Another similar earthquake was expected to occur at Parkfield by around
1987, but it still hasn’t happened, and the gap is now 36 years.
(For
more information on the history of earthquakes at Parkfield see: http://www.johnmartin.com/earthquakes/eqpapers/00000075.htm)
In the mid
1980s the USGS and several California universities initiated an intensive
seismic monitoring program at Parkfield. The
program now includes the following instrumentation:
12 creep
meters (to measure slow aseismic slip on the fault) |
2
electronic distance measurement instruments (to monitor displacement) |
12 GPS
stations (to monitor displacement) |
8
dilatational strain meters (to assess strain build-up in rocks) |
3 tensor
strain meters (to assess strain build-up in rocks) |
12
short-period seismometers |
10
bore-hole seismometers |
30
strong motion sensors (to measure the ground motion associated with a
large earthquake) |
a 2.2 km
deep borehole with various instrumentation |
a
proposed 4 km deep borehole with various instrumentation |
Amongst numerous other studies, earth scientists are monitoring water levels in wells and analyzing data from satellites to assess ongoing ground displacement.

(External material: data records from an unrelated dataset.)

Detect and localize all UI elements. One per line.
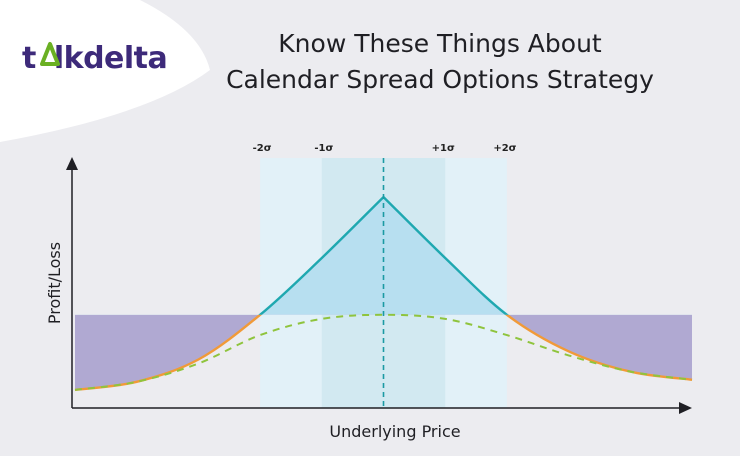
sigma-tick-label: +2σ (493, 143, 516, 154)
axes (66, 157, 692, 414)
payoff-curves (74, 158, 693, 408)
sigma-tick-label: +1σ (432, 143, 455, 154)
sigma-tick-label: -2σ (253, 143, 272, 154)
logo: t lkdelta (22, 41, 168, 76)
x-axis-arrow-icon (679, 402, 692, 414)
logo-backdrop (0, 0, 210, 142)
long-option-curve (74, 313, 693, 391)
x-axis-label: Underlying Price (329, 422, 460, 441)
title-line-2: Calendar Spread Options Strategy (226, 65, 654, 94)
title-line-1: Know These Things About (278, 29, 602, 58)
y-axis-label: Profit/Loss (45, 242, 64, 324)
sigma-tick-label: -1σ (314, 143, 333, 154)
y-axis-arrow-icon (66, 157, 78, 170)
logo-text-right: lkdelta (54, 41, 167, 76)
logo-text-left: t (22, 41, 36, 76)
payoff-curve-wings (74, 314, 693, 392)
sigma-tick-labels: -2σ -1σ +1σ +2σ (253, 143, 517, 154)
profit-area (260, 197, 507, 315)
profit-loss-fills (75, 197, 692, 390)
logo-triangle-icon (40, 42, 60, 66)
loss-area (75, 314, 692, 390)
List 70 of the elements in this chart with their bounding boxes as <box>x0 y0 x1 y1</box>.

(For more information on the research at Parkfield see: http://www.scec.org/instanet/01news/es_abstracts/langbeinES1.pdf)
This
unparalleled research effort is being conducted for two main reasons.
Firstly, the relatively simple geometry of the SAF at Parkfield allows
for a clear understanding of strain accumulation and release on the fault.
Secondly, the apparent regularity of the historic earthquakes at
Parkfield makes this an ideal site for testing the “time-predictable
recurrence model” developed in the 1980s (Shimazaki and Nakata, 1980).
Some of the
data gathered at Parkfield over the past few decades have been recently analyzed
by geophysicists from Stanford University. Their goal is to understand why there is now a 36-year gap
between major earthquakes at Parkfield. Murray
and Segall (2002) have estimated the rate of strain accumulation on the
Parkfield segment of the SAF, and they conclude that the most of the strain
released by the 1966 quake had re-accumulated by 1981, and that there is a 95%
probability that another large quake should have occurred by 1987.
In carrying out this analysis Murray and Segall recognized that some of
the strain at Parkfield could have been relieved by the nearby M6.5 Coalinga
quake of 1983, and that this could have delayed Parkfield by about 2 years.
On the other hand, they also calculate that two small earthquakes in the
Parkfield area in 1992 and 1994 (around M4) actually increased strain on the
Parkfield rupture zone, essentially countering the delaying effect of the
Coalinga quake.
The only
explanation offered by Murray and Segall is that local variations in pore-water
pressure may have affected the tendency for failure on the Parkfield segment –
although they have no means of measuring this parameter.
Murray and
Segall go on to argue that the 36 years worth of strain that has now accumulated
at Parkfield is substantially more than that which had accumulated prior to the
previous six large earthquakes, and therefore if the segment fails soon (eg. in
2002 or 2003) the resulting quake will likely have a magnitude between 6.6 and
6.9 – which would be significantly more damaging than any of the past five
Parkfield earthquakes.
References
Murray
J and Segall P, Testing time-predictable recurrence by direct measurement of
strain accumulation and release, Nature, V. 419, p. 287-291
(September 2002).
Shimazaki K and Nakata T, Time-predictable recurrence model for large earthquakes, Geophysical Research Letters, Vol. 7, P.279-282 (1980)